Fig. 4.1
Chest radiograph showing cardiomegaly and pulmonary venous congestion
Echocardiogram showed normal situs and cardiac connections, with poor biventricular function and marked tricuspid and mitral valve regurgitation. There was no outflow tract obstruction or aortic coarctation and the coronary arteries had normal origins. Ejection fraction was estimated at 24 % and fractional shortening at 10 %. A diagnosis of severe dilated cardiomyopathy was made. Clinically he remained stable; however, there was some increase in capillary lactate to 4.9 mmol/l, and he was transferred to the paediatric intensive care for initiation of dobutamine and diuretics prior to transfer to the regional tertiary cardiac centre.
He is currently aged 4 years and remains on medical therapy. Since diagnosis he has had two cardiac arrests both precipitated by viral illnesses, he is known to the cardiac transplant team but has not been listed for cardiac transplant.
Discussion
Dilated cardiomyopathy (DCM) is the most common form of heart muscle disease in children accounting for approximately 55–60 % of all childhood cardiomyopathies. Outcomes are difficult to predict and depend on cause, severity and age at presentation.
It is a relatively rare condition in general paediatric population with a reported incidence of 0.57 cases per 100,000 in the United States and 2.6 cases per 100,000 in Finland. Infants can present with a history of irritability, poor feeding leading to failure to thrive, increased breathing effort, pallor, decreased urine output and sweating on activity. Older children tend to present with reduced exercise tolerance, shortness of breath on minimal exertion, recurrent chest infections and chronic cough. Presentation of DCM can also sometimes be in the form of arrhythmia with symptoms of syncope, palpitations, and seizures and in some cases the first presentation can be a cardiac arrest.
Signs of heart failure include tachycardia, prolonged capillary refill time, gallop rhythm, heart murmur (functional mitral regurgitation), elevated jugular venous pressure, hepatomegaly, peripheral oedema and tachynopea. Diagnosis of cardiomyopathy is made easier once a cardiac diagnosis is suspected. Chest radiograph and ECG are required; however, the principal investigation is echocardiography, which confirms the diagnosis, assesses degree of dysfunction and rules out structural underlying causes. It is vitally important to diagnose treatable causes of cardiomyopathy (see other chapters); however, in most cases the cardiomyopathy screen is negative. Rarely, DCM can be secondary to metabolic, storage, neuromuscular, endocrine, and mitochondrial disorders. Blood tests may include: lactate, glucose, ammonia, amino acids, carnitine, acylcarnitine, cholesterol, triglycerides, thyroid function, full blood count, creatinine kinase, thiamine, selenium, calcium, vitamin D and parathyroid hormone. Urine should be checked for amino-acids, organic acids and glycosamineglycans to further exclude metabolic disease. DCM may be due to previous myocarditis and it may be useful to check viral titres against enterovirus especially coxsackie B, parvovirus B19, human herpes virus 6, adenovirus, rubella and HIV. Dilated cardiomyopathy can be familial, and it is estimated that 20–30 % of children with DCM have a relative with the disease. However, unlike hypertrophic cardiomyopathy, DNA mutation analysis is not currently useful clinically and is of low yield.

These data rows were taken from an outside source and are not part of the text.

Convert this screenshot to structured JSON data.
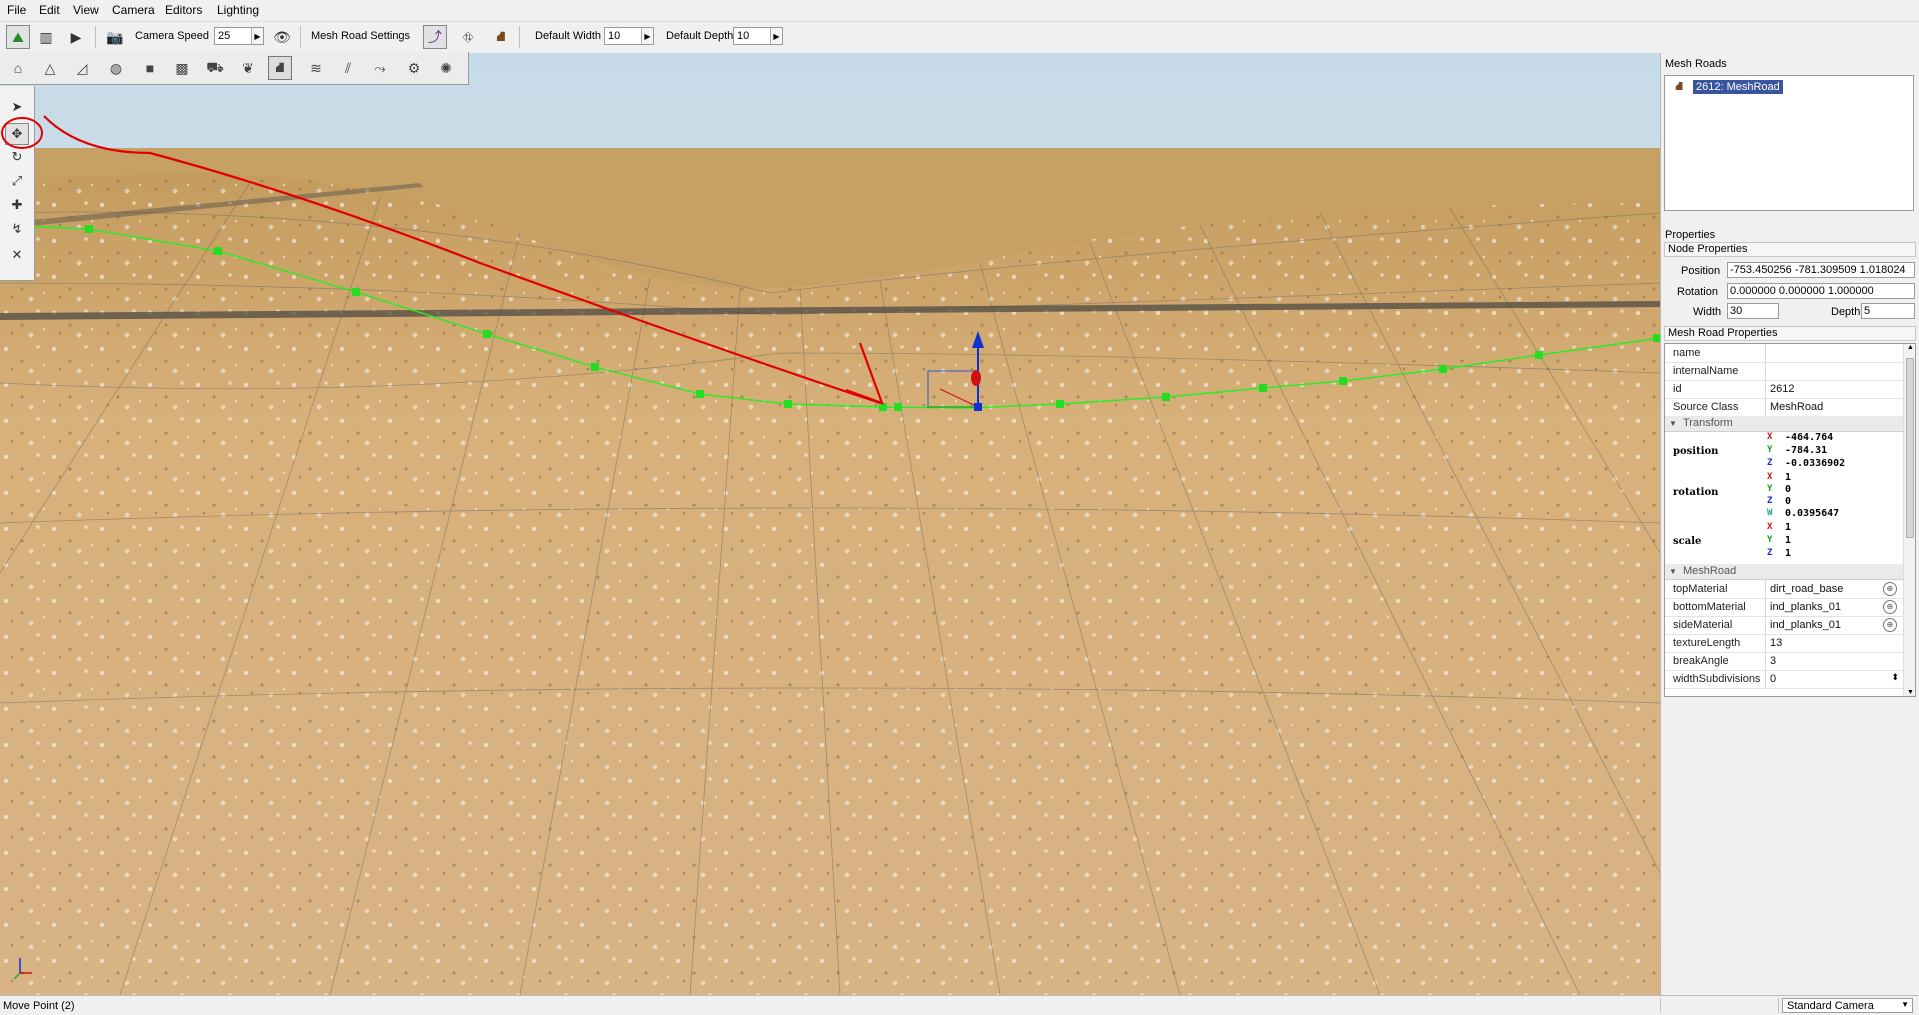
{
  "menu": [
    "File",
    "Edit",
    "View",
    "Camera",
    "Editors",
    "Lighting"
  ],
  "toolbar": {
    "camera_speed_label": "Camera Speed",
    "camera_speed_value": "25",
    "mesh_road_settings_label": "Mesh Road Settings",
    "default_width_label": "Default Width",
    "default_width_value": "10",
    "default_depth_label": "Default Depth",
    "default_depth_value": "10"
  },
  "palette_icons": [
    "terrain-icon",
    "terrain-sculpt-icon",
    "terrain-paint-icon",
    "world-icon",
    "object-icon",
    "material-icon",
    "decal-icon",
    "forest-icon",
    "river-icon",
    "mesh-road-icon",
    "road-icon",
    "path-icon",
    "navmesh-icon",
    "particle-icon"
  ],
  "tool_icons": [
    "select-icon",
    "move-point-icon",
    "rotate-icon",
    "scale-icon",
    "create-point-icon",
    "insert-point-icon",
    "remove-point-icon"
  ],
  "right_panel": {
    "mesh_roads_title": "Mesh Roads",
    "tree_item": "2612: MeshRoad",
    "properties_title": "Properties",
    "node_properties_title": "Node Properties",
    "position_label": "Position",
    "position_value": "-753.450256 -781.309509 1.018024",
    "rotation_label": "Rotation",
    "rotation_value": "0.000000 0.000000 1.000000",
    "width_label": "Width",
    "width_value": "30",
    "depth_label": "Depth",
    "depth_value": "5",
    "mesh_road_properties_title": "Mesh Road Properties"
  },
  "inspector": {
    "fields": [
      {
        "key": "name",
        "value": ""
      },
      {
        "key": "internalName",
        "value": ""
      },
      {
        "key": "id",
        "value": "2612"
      },
      {
        "key": "Source Class",
        "value": "MeshRoad"
      }
    ],
    "transform_group": "Transform",
    "position_key": "position",
    "position": [
      {
        "axis": "X",
        "value": "-464.764"
      },
      {
        "axis": "Y",
        "value": "-784.31"
      },
      {
        "axis": "Z",
        "value": "-0.0336902"
      }
    ],
    "rotation_key": "rotation",
    "rotation": [
      {
        "axis": "X",
        "value": "1"
      },
      {
        "axis": "Y",
        "value": "0"
      },
      {
        "axis": "Z",
        "value": "0"
      },
      {
        "axis": "W",
        "value": "0.0395647"
      }
    ],
    "scale_key": "scale",
    "scale": [
      {
        "axis": "X",
        "value": "1"
      },
      {
        "axis": "Y",
        "value": "1"
      },
      {
        "axis": "Z",
        "value": "1"
      }
    ],
    "meshroad_group": "MeshRoad",
    "meshroad_fields": [
      {
        "key": "topMaterial",
        "value": "dirt_road_base"
      },
      {
        "key": "bottomMaterial",
        "value": "ind_planks_01"
      },
      {
        "key": "sideMaterial",
        "value": "ind_planks_01"
      },
      {
        "key": "textureLength",
        "value": "13"
      },
      {
        "key": "breakAngle",
        "value": "3"
      },
      {
        "key": "widthSubdivisions",
        "value": "0"
      }
    ]
  },
  "status": {
    "left_text": "Move Point (2)",
    "camera_mode": "Standard Camera"
  },
  "colors": {
    "axis_x": "#d01010",
    "axis_y": "#10a010",
    "axis_z": "#1030d0",
    "selection": "#3a55a0",
    "road_spline": "#22ee22",
    "annotation": "#e00000"
  }
}
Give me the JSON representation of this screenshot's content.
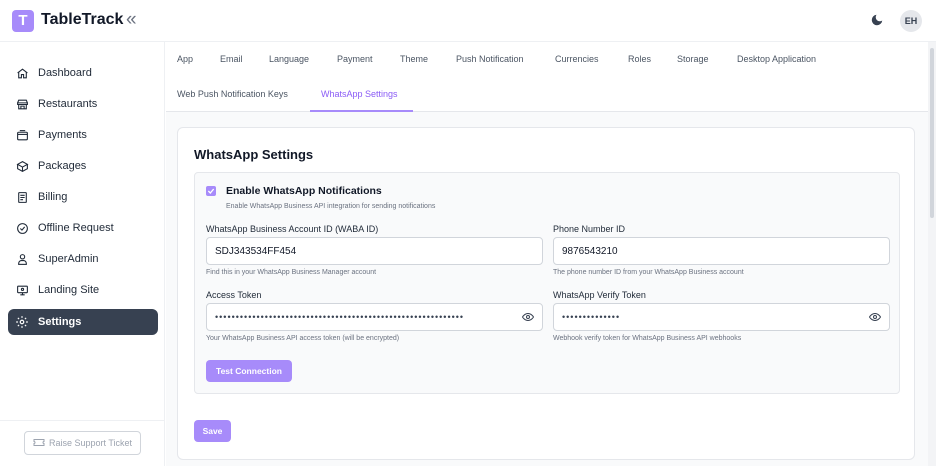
{
  "app": {
    "logo_letter": "T",
    "brand": "TableTrack",
    "collapse_icon": "«",
    "avatar_initials": "EH"
  },
  "sidebar": {
    "items": [
      {
        "label": "Dashboard",
        "icon": "home-icon"
      },
      {
        "label": "Restaurants",
        "icon": "store-icon"
      },
      {
        "label": "Payments",
        "icon": "wallet-icon"
      },
      {
        "label": "Packages",
        "icon": "box-icon"
      },
      {
        "label": "Billing",
        "icon": "document-icon"
      },
      {
        "label": "Offline Request",
        "icon": "check-circle-icon"
      },
      {
        "label": "SuperAdmin",
        "icon": "user-icon"
      },
      {
        "label": "Landing Site",
        "icon": "monitor-icon"
      },
      {
        "label": "Settings",
        "icon": "gear-icon",
        "active": true
      }
    ],
    "support_label": "Raise Support Ticket"
  },
  "tabs": {
    "row1": [
      "App",
      "Email",
      "Language",
      "Payment",
      "Theme",
      "Push Notification",
      "Currencies",
      "Roles",
      "Storage",
      "Desktop Application"
    ],
    "row2": [
      "Web Push Notification Keys",
      "WhatsApp Settings"
    ],
    "active": "WhatsApp Settings"
  },
  "whatsapp": {
    "title": "WhatsApp Settings",
    "enable_label": "Enable WhatsApp Notifications",
    "enable_desc": "Enable WhatsApp Business API integration for sending notifications",
    "enabled": true,
    "waba_label": "WhatsApp Business Account ID (WABA ID)",
    "waba_value": "SDJ343534FF454",
    "waba_help": "Find this in your WhatsApp Business Manager account",
    "phone_label": "Phone Number ID",
    "phone_value": "9876543210",
    "phone_help": "The phone number ID from your WhatsApp Business account",
    "token_label": "Access Token",
    "token_masked": "••••••••••••••••••••••••••••••••••••••••••••••••••••••••••••",
    "token_help": "Your WhatsApp Business API access token (will be encrypted)",
    "verify_label": "WhatsApp Verify Token",
    "verify_masked": "••••••••••••••",
    "verify_help": "Webhook verify token for WhatsApp Business API webhooks",
    "test_button": "Test Connection",
    "save_button": "Save"
  },
  "colors": {
    "accent": "#a78bfa",
    "active_tab": "#8b5cf6",
    "sidebar_active": "#374151"
  }
}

Angiography, CT, or cardiac magnetic resonance imaging is preformed when there is diagnostic uncertainty in ruling out anomalous coronary artery from the pulmonary artery. Cardiac catheterisation and haemodynamic studies are also used to assess pulmonary vascular resistance to help assess suitability for heart transplantation. Myocardial biopsy is controversial and not without risk; however, it can help to investigate cause of myocardial dysfunction (e.g., myocarditis).
Whatever the cause, management of dilated cardiomyopathy is to give supportive relief which may include positive pressure ventilation and inotrope support. Phosphodiesterase III inhibitors (e.g., milrinone) are particularly helpful as they reduce afterload and improve ventricular contractility without increasing myocardial oxygen consumption. Diuretics should also be started; furosemide is often required intravenously as well as oral spironolactone. Any reversible causes of cardiomyopathy must be aggressively treated, e.g., vitamin D deficiency. When stability has been reached, the child is converted to oral diuretics, ACE-inhibitors and beta-blockers such as carvedilol. The child should also be anticoagulated with aspirin or warfarin to reduce the risk of thrombosis forming in the ventricle with risk of embolus. Detailed discussion of management is beyond the scope of this chapter. In some cases, children fail to thrive and deteriorate despite medical support and cardiac transplantation should be considered.